Exhibitors engage customers during the 5th edition of The SMEs Conference and Expo held at the KICC courtyard in Nairobi on March 20, 2024.

Photo credit: File | Nation Media Group

This week, it was announced that Doshi, a cornerstone of Kenya's hardware and construction sector, joined the tabb network. To many, this is a routine partnership.

To those who understand the deep-seated fractures in African B2B commerce, it represents something far more significant: a live demonstration of how we can finally solve a three-sided market failure, one that has held our economies back for generations.

The problem is systemic and tragically simple. On one side, suppliers such as Doshi have been forced to become unsecured banks. Extending credit to customers is a survival tactic, but it risks their own balance sheets. One bad debt can wipe out the margin from 10 good customers. They are in the business of distribution, not risk underwriting.

On the second side, SMEs, the bedrock of our economy, are perpetually starved of working capital. They have the orders and the ambition, but not the upfront cash to buy the bulk inventory that would make them profitable and competitive. They are forced into a high-cost, low-volume cycle.

On the third side, traditional banks have retreated. The economics of unsecured SME lending are broken, high acquisition costs, opaque use of funds, and perceived high risk lead to impossible interest rates or outright retreat. The result? A $350 billion financing gap that stifles growth, innovation, and employment across Africa.

At tabb, we asked a different question. Instead of creating another high-interest lender, what if we built the infrastructure that makes the entire system work? What if we could align the incentives so that banks win, suppliers win, and SMEs win simultaneously?

Our model takes inspiration from the great payment networks. Visa did not become a bank; it built the rails that allowed banks to connect to consumers and merchants securely and at scale. We are building the analogous rails for B2B trade credit.

Here’s how it works with Doshi:

They join the tabb network and offer their customers "Pay with tabb." An SME gets a revolving credit line from a partner bank, usable across all network suppliers.

When an SME buys from Doshi, Doshi receives 95-98 percent of the payment within 24 hours. Their cash flow is instant, and the customer's credit risk is removed from their books.

The SME repays the bank over 30-90 days, interest-free, aligning repayment with their business cycle. The bank earns a return from a small discount Doshi provides for immediate payment: a common, centuries-old practice we’ve systematised into a scalable, low-risk asset.

This is not charity or subsidy. It is a superior economic model powered by network effects. Every supplier that joins makes the network more valuable for every SME and every bank.

The data generated creates better risk models, which unlocks more capital, attracting more suppliers, a virtuous cycle that compounds value.

The Doshi partnership is our first major proof point in the critical construction sector. It shows that the demand for this infrastructure is urgent and real. It proves that when you remove the friction of broken credit, you do not just help one business, you catalyse an entire ecosystem.

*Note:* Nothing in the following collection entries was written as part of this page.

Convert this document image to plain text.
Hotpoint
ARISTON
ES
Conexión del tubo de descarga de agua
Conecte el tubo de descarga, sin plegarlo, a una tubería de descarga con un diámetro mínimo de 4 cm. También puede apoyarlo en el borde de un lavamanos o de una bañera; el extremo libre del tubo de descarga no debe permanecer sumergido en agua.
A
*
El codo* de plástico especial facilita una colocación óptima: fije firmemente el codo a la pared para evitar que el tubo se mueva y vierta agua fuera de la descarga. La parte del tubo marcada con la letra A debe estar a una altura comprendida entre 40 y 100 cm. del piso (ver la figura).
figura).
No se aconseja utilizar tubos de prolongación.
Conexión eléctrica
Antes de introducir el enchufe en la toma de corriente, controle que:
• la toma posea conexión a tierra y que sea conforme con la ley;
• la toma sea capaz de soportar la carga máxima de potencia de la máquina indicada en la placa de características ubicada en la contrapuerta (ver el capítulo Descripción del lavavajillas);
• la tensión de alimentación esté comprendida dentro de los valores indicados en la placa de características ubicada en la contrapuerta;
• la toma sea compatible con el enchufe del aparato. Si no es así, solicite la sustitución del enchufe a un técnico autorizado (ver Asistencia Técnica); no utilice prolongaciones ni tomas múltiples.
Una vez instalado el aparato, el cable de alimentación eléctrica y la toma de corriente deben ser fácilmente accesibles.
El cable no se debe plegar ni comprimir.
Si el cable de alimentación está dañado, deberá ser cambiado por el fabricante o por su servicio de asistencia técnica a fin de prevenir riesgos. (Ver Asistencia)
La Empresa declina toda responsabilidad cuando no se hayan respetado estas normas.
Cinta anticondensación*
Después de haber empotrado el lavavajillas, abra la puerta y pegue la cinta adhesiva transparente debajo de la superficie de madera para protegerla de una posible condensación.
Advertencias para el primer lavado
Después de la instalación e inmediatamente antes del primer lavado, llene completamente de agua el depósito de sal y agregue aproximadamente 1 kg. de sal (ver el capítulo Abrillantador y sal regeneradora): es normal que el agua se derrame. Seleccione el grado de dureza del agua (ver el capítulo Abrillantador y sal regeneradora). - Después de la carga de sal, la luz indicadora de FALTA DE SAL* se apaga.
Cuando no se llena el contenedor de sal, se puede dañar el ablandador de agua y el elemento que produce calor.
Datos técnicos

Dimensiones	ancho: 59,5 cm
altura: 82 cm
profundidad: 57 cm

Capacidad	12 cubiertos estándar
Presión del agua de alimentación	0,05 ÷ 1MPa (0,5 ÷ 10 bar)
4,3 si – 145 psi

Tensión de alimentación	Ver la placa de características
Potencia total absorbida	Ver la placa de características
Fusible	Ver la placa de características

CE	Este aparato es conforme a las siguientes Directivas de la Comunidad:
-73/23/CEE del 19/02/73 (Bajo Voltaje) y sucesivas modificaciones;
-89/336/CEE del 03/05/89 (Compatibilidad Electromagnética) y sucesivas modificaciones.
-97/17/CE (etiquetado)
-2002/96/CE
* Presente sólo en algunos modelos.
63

The task ahead is vast, but the path is clear. We must move beyond stop-gap loans and build the foundational financial infrastructure that African commerce has always lacked. We are not just financing inventory; we are financing ambition, potential, and the collective ascent of the continent's entrepreneurs.

The rails are being laid. Welcome aboard.

The writer is the CEO and Co-Founder of tabb, a company building standardised trade credit infrastructure for Africa.